Yes, this is what they do but they don’t output this code, they compile it and run it (which is fine). I somehow want to interrupt this pipeline in the middle to take a look myself. I am talking about forwarddiff because i think that forward mode will be easier to reason about for me: the goal is not to produce an efficient code automatically, but to produce as little cluttered code as possible, since I will then benchmark it and modify it by hand to make it efficient.
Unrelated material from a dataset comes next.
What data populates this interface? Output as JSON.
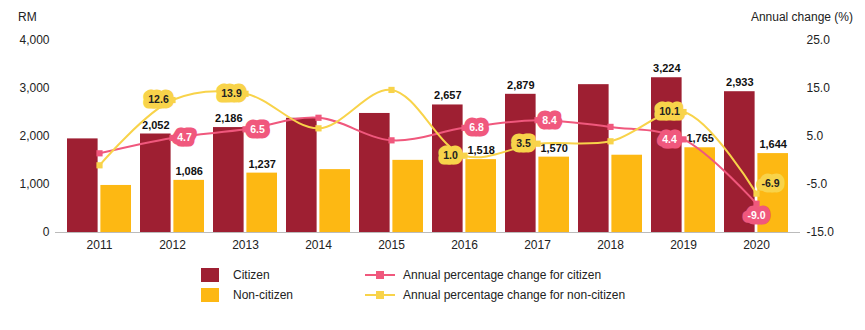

Edit : if it does not exist and I / someone ends up building it, a funny name would be ManualDiff.jl

The hard bit is loops.
You basically can’t generate loops from a tracking approach (including ForwardDiff.jl, and Jax)
Because it records the operation that run. Not the code that ran it.

So you get statically unrolled list.
Which is fine if you don’t have dynamic control flow

There used to be code for doing this with Zygote.
But Mike gave up in the end.

I did not know about Tapenade, this stuff is beautifull.
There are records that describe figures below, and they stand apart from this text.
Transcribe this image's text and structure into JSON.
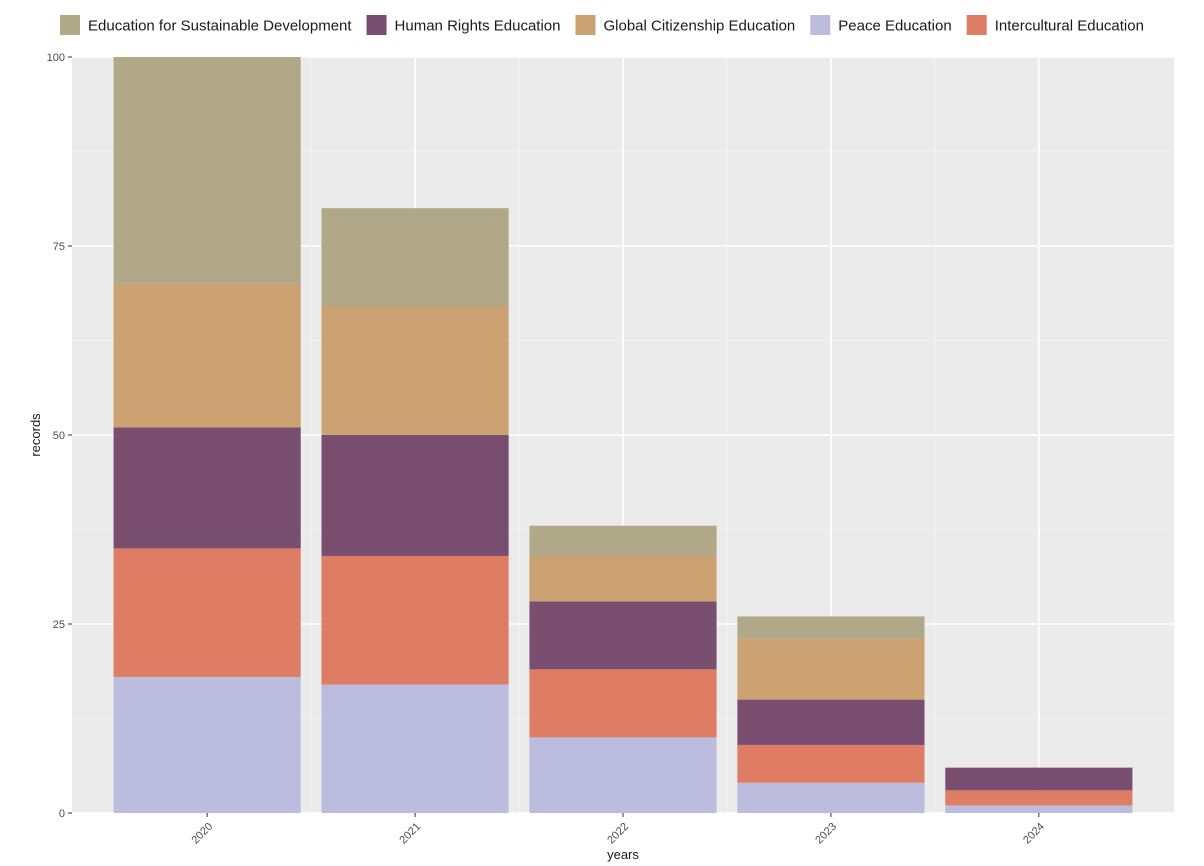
{
  "chart_data": {
    "type": "bar",
    "stacked": true,
    "title": "",
    "xlabel": "years",
    "ylabel": "records",
    "categories": [
      "2020",
      "2021",
      "2022",
      "2023",
      "2024"
    ],
    "ylim": [
      0,
      100
    ],
    "yticks": [
      0,
      25,
      50,
      75,
      100
    ],
    "grid": true,
    "legend_position": "top",
    "legend_order": [
      "Education for Sustainable Development",
      "Human Rights Education",
      "Global Citizenship Education",
      "Peace Education",
      "Intercultural Education"
    ],
    "series": [
      {
        "name": "Peace Education",
        "color": "#BCBDDE",
        "values": [
          18,
          17,
          10,
          4,
          1
        ]
      },
      {
        "name": "Intercultural Education",
        "color": "#DE7C64",
        "values": [
          17,
          17,
          9,
          5,
          2
        ]
      },
      {
        "name": "Human Rights Education",
        "color": "#7A4E70",
        "values": [
          16,
          16,
          9,
          6,
          3
        ]
      },
      {
        "name": "Global Citizenship Education",
        "color": "#CCA272",
        "values": [
          19,
          17,
          6,
          8,
          0
        ]
      },
      {
        "name": "Education for Sustainable Development",
        "color": "#B0A886",
        "values": [
          30,
          13,
          4,
          3,
          0
        ]
      }
    ]
  }
}
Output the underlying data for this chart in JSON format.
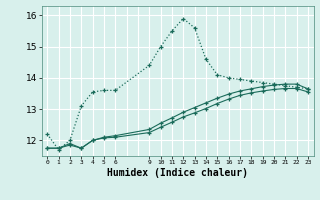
{
  "xlabel": "Humidex (Indice chaleur)",
  "bg_color": "#d8f0ec",
  "grid_color": "#ffffff",
  "line_color": "#1a6b5a",
  "xlim": [
    -0.5,
    23.5
  ],
  "ylim": [
    11.5,
    16.3
  ],
  "yticks": [
    12,
    13,
    14,
    15,
    16
  ],
  "xticks": [
    0,
    1,
    2,
    3,
    4,
    5,
    6,
    9,
    10,
    11,
    12,
    13,
    14,
    15,
    16,
    17,
    18,
    19,
    20,
    21,
    22,
    23
  ],
  "xtick_labels": [
    "0",
    "1",
    "2",
    "3",
    "4",
    "5",
    "6",
    "9",
    "10",
    "11",
    "12",
    "13",
    "14",
    "15",
    "16",
    "17",
    "18",
    "19",
    "20",
    "21",
    "22",
    "23"
  ],
  "series1_x": [
    0,
    1,
    2,
    3,
    4,
    5,
    6,
    9,
    10,
    11,
    12,
    13,
    14,
    15,
    16,
    17,
    18,
    19,
    20,
    21,
    22,
    23
  ],
  "series1_y": [
    12.2,
    11.7,
    12.0,
    13.1,
    13.55,
    13.6,
    13.6,
    14.4,
    15.0,
    15.5,
    15.9,
    15.6,
    14.6,
    14.1,
    14.0,
    13.95,
    13.9,
    13.85,
    13.8,
    13.75,
    13.7,
    13.65
  ],
  "series2_x": [
    0,
    1,
    2,
    3,
    4,
    5,
    6,
    9,
    10,
    11,
    12,
    13,
    14,
    15,
    16,
    17,
    18,
    19,
    20,
    21,
    22,
    23
  ],
  "series2_y": [
    11.75,
    11.75,
    11.9,
    11.75,
    12.0,
    12.1,
    12.15,
    12.35,
    12.55,
    12.72,
    12.9,
    13.05,
    13.2,
    13.35,
    13.48,
    13.58,
    13.65,
    13.72,
    13.77,
    13.8,
    13.8,
    13.65
  ],
  "series3_x": [
    0,
    1,
    2,
    3,
    4,
    5,
    6,
    9,
    10,
    11,
    12,
    13,
    14,
    15,
    16,
    17,
    18,
    19,
    20,
    21,
    22,
    23
  ],
  "series3_y": [
    11.75,
    11.75,
    11.85,
    11.75,
    12.0,
    12.08,
    12.1,
    12.25,
    12.42,
    12.58,
    12.75,
    12.88,
    13.02,
    13.18,
    13.32,
    13.44,
    13.52,
    13.58,
    13.63,
    13.66,
    13.66,
    13.55
  ]
}
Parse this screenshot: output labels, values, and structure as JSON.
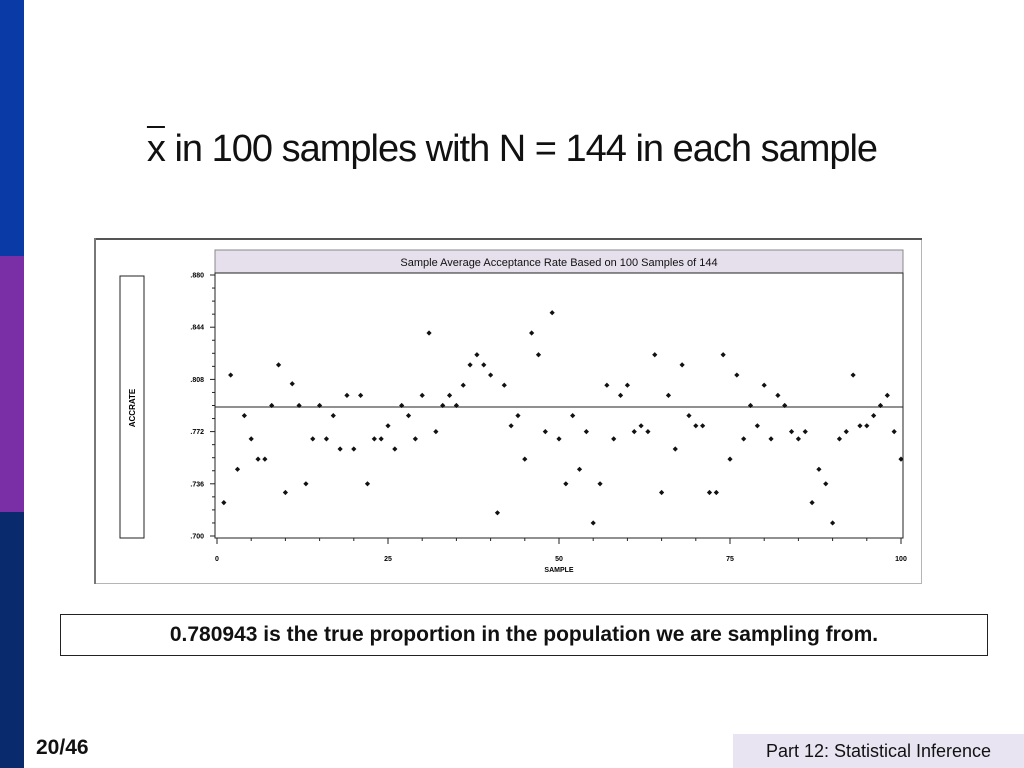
{
  "slide": {
    "title_symbol": "x",
    "title_rest": "in 100 samples with N = 144 in each sample",
    "note": "0.780943 is the true proportion in the population we are sampling from.",
    "page_number": "20/46",
    "footer": "Part 12: Statistical Inference",
    "colors": {
      "sidebar_top": "#0a3aa6",
      "sidebar_mid": "#7a2fa6",
      "sidebar_bottom": "#0a2a6e",
      "footer_bg": "#e9e4f2"
    }
  },
  "chart_data": {
    "type": "scatter",
    "title": "Sample Average Acceptance Rate Based on 100 Samples of 144",
    "xlabel": "SAMPLE",
    "ylabel": "ACCRATE",
    "xlim": [
      0,
      100
    ],
    "ylim": [
      0.7,
      0.88
    ],
    "xticks": [
      0,
      25,
      50,
      75,
      100
    ],
    "xtick_labels": [
      "0",
      "25",
      "50",
      "75",
      "100"
    ],
    "yticks": [
      0.7,
      0.736,
      0.772,
      0.808,
      0.844,
      0.88
    ],
    "ytick_labels": [
      ".700",
      ".736",
      ".772",
      ".808",
      ".844",
      ".880"
    ],
    "reference_line": 0.789,
    "grid": false,
    "x": [
      1,
      2,
      3,
      4,
      5,
      6,
      7,
      8,
      9,
      10,
      11,
      12,
      13,
      14,
      15,
      16,
      17,
      18,
      19,
      20,
      21,
      22,
      23,
      24,
      25,
      26,
      27,
      28,
      29,
      30,
      31,
      32,
      33,
      34,
      35,
      36,
      37,
      38,
      39,
      40,
      41,
      42,
      43,
      44,
      45,
      46,
      47,
      48,
      49,
      50,
      51,
      52,
      53,
      54,
      55,
      56,
      57,
      58,
      59,
      60,
      61,
      62,
      63,
      64,
      65,
      66,
      67,
      68,
      69,
      70,
      71,
      72,
      73,
      74,
      75,
      76,
      77,
      78,
      79,
      80,
      81,
      82,
      83,
      84,
      85,
      86,
      87,
      88,
      89,
      90,
      91,
      92,
      93,
      94,
      95,
      96,
      97,
      98,
      99,
      100
    ],
    "values": [
      0.723,
      0.811,
      0.746,
      0.783,
      0.767,
      0.753,
      0.753,
      0.79,
      0.818,
      0.73,
      0.805,
      0.79,
      0.736,
      0.767,
      0.79,
      0.767,
      0.783,
      0.76,
      0.797,
      0.76,
      0.797,
      0.736,
      0.767,
      0.767,
      0.776,
      0.76,
      0.79,
      0.783,
      0.767,
      0.797,
      0.84,
      0.772,
      0.79,
      0.797,
      0.79,
      0.804,
      0.818,
      0.825,
      0.818,
      0.811,
      0.716,
      0.804,
      0.776,
      0.783,
      0.753,
      0.84,
      0.825,
      0.772,
      0.854,
      0.767,
      0.736,
      0.783,
      0.746,
      0.772,
      0.709,
      0.736,
      0.804,
      0.767,
      0.797,
      0.804,
      0.772,
      0.776,
      0.772,
      0.825,
      0.73,
      0.797,
      0.76,
      0.818,
      0.783,
      0.776,
      0.776,
      0.73,
      0.73,
      0.825,
      0.753,
      0.811,
      0.767,
      0.79,
      0.776,
      0.804,
      0.767,
      0.797,
      0.79,
      0.772,
      0.767,
      0.772,
      0.723,
      0.746,
      0.736,
      0.709,
      0.767,
      0.772,
      0.811,
      0.776,
      0.776,
      0.783,
      0.79,
      0.797,
      0.772,
      0.753
    ]
  }
}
Maybe for the loop problem, a good way of doing it would be feed the “tool” a function without the loop :

function f(x,t)
r = zero(eltype(x))
n = length(x)
# for i in eachindex(x)
r += exp(x[i]*t)
# end
r = log(r)
return r
end

have it produce :

function ∂f_∂x(x,t)
r = zero(eltype(x))
r_dual = zero(r)
n = length(x)
# for i in eachindex(x)
r += exp(x[i]*t)
r_dual += something(x,t)
# end
r = log(r)
r_dual = something_else(r)
return r, r_dual
end

and then re-add the loop manually. So loops might not be my biggest problem if I can get back code from the AD system.
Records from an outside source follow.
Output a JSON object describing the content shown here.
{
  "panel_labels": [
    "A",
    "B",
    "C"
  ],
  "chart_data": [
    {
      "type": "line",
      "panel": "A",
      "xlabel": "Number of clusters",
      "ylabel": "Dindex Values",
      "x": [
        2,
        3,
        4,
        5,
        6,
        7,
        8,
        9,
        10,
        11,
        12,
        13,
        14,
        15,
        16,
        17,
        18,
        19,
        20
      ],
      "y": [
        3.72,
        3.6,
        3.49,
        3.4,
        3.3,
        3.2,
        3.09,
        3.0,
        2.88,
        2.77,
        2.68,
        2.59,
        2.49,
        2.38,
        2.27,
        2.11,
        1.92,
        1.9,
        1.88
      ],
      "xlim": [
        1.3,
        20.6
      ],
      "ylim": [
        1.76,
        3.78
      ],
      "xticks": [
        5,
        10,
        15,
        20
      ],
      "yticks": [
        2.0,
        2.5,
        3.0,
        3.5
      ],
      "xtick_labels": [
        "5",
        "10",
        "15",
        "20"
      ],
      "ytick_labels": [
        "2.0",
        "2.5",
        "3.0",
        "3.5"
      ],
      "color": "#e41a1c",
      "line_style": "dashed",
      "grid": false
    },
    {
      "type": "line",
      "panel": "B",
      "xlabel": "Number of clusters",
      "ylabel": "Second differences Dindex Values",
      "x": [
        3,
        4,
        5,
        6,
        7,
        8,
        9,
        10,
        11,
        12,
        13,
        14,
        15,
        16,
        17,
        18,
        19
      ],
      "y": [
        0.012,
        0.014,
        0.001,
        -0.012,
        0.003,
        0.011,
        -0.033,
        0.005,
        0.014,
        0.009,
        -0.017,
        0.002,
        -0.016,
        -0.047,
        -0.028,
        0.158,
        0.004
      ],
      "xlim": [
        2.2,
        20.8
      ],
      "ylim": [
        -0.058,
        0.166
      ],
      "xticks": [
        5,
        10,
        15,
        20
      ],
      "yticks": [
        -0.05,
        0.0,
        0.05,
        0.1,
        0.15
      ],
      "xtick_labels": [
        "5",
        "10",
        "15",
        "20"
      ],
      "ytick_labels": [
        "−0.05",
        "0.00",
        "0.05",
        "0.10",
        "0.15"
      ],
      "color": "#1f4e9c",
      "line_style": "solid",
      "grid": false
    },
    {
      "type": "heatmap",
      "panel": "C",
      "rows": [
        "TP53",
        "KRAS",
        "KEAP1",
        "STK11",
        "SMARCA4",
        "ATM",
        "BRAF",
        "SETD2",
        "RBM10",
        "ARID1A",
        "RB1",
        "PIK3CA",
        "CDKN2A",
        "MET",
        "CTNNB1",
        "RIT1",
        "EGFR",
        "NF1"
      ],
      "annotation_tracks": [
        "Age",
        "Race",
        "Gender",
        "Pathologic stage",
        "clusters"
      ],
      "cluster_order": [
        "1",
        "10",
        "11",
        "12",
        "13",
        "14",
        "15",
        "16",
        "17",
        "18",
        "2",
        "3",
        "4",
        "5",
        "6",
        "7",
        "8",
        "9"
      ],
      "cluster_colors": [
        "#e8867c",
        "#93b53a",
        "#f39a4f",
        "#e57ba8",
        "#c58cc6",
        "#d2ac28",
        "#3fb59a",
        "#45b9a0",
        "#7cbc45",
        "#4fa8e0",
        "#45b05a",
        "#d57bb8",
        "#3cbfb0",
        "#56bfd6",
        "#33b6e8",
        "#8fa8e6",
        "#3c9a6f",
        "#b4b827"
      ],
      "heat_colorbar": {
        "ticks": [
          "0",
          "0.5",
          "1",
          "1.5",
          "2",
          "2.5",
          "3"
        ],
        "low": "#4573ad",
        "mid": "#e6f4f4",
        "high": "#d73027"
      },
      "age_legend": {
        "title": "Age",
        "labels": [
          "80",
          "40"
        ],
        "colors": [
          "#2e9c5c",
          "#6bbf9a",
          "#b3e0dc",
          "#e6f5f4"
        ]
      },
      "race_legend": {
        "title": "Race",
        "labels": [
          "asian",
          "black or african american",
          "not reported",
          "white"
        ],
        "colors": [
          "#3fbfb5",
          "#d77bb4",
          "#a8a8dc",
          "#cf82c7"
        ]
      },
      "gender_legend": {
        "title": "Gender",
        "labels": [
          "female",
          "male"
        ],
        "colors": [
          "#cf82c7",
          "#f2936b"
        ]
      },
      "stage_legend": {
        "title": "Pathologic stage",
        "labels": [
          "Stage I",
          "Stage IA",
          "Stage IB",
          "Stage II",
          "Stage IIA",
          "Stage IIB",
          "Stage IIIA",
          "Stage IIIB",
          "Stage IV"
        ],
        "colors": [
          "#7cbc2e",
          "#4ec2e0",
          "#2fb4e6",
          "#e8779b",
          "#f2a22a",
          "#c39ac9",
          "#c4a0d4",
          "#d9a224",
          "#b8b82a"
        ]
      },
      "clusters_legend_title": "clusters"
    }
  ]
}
Maybe there are edge cases where this approaches wont work (cant think of one right now), but in my case that would be enough.

Well, please allow me to try to reformulate. My goal is to obtain the code. If the loops are a problem, I can simply remove the loops by comminting them out, even if this completely changes the meaning of the function.

If the emplacement of the (now removed) loops starts and stops are still noted in the code, i could re-add them by hand after while curating the obtained result.

It’s not the loops themselves.
Its how that interacts with tracing
Tracing doesn’t record the code, only the operations that are run.
So if the operations that are run change depending on the values of the input then you have a problem since your trace will be meaning less.

If on the other hand you do a source code transformation AD, like Zygote or Tapenade you can do this.
But it is much harder to write.
though it can be done.

I did just remember about @dfdx 's XGrad.jl which does a lot like what you want.
and does work via source code transformation

Yes, this is why people use reverse mode for gradients. When you have a single output and many (n) inputs, forward mode costs roughly n times the cost of computing the output, whereas reverse mode costs roughly O(1) times.

But by the same token, the forward-mode derivative calculation is not a good starting point for deriving the reverse mode / “adjoint” calculation. (See also our matrix calculus course notes.)

@stevengj Yes what you are saying makes a lot of sense.

Anyway, I could probably do something correct using pen & paper in a few days work, so if implementing something to do it for me is really hard as the discussion with @oxinabox suggests, maybe it is not worth it.

I’ll still check Xgrad.jl as it seems really cool !

If you like XGrad.jl, you probably want to take a look at Yota.jl - same ideas, but evolved. None of them support loops with non-static number of iterations though.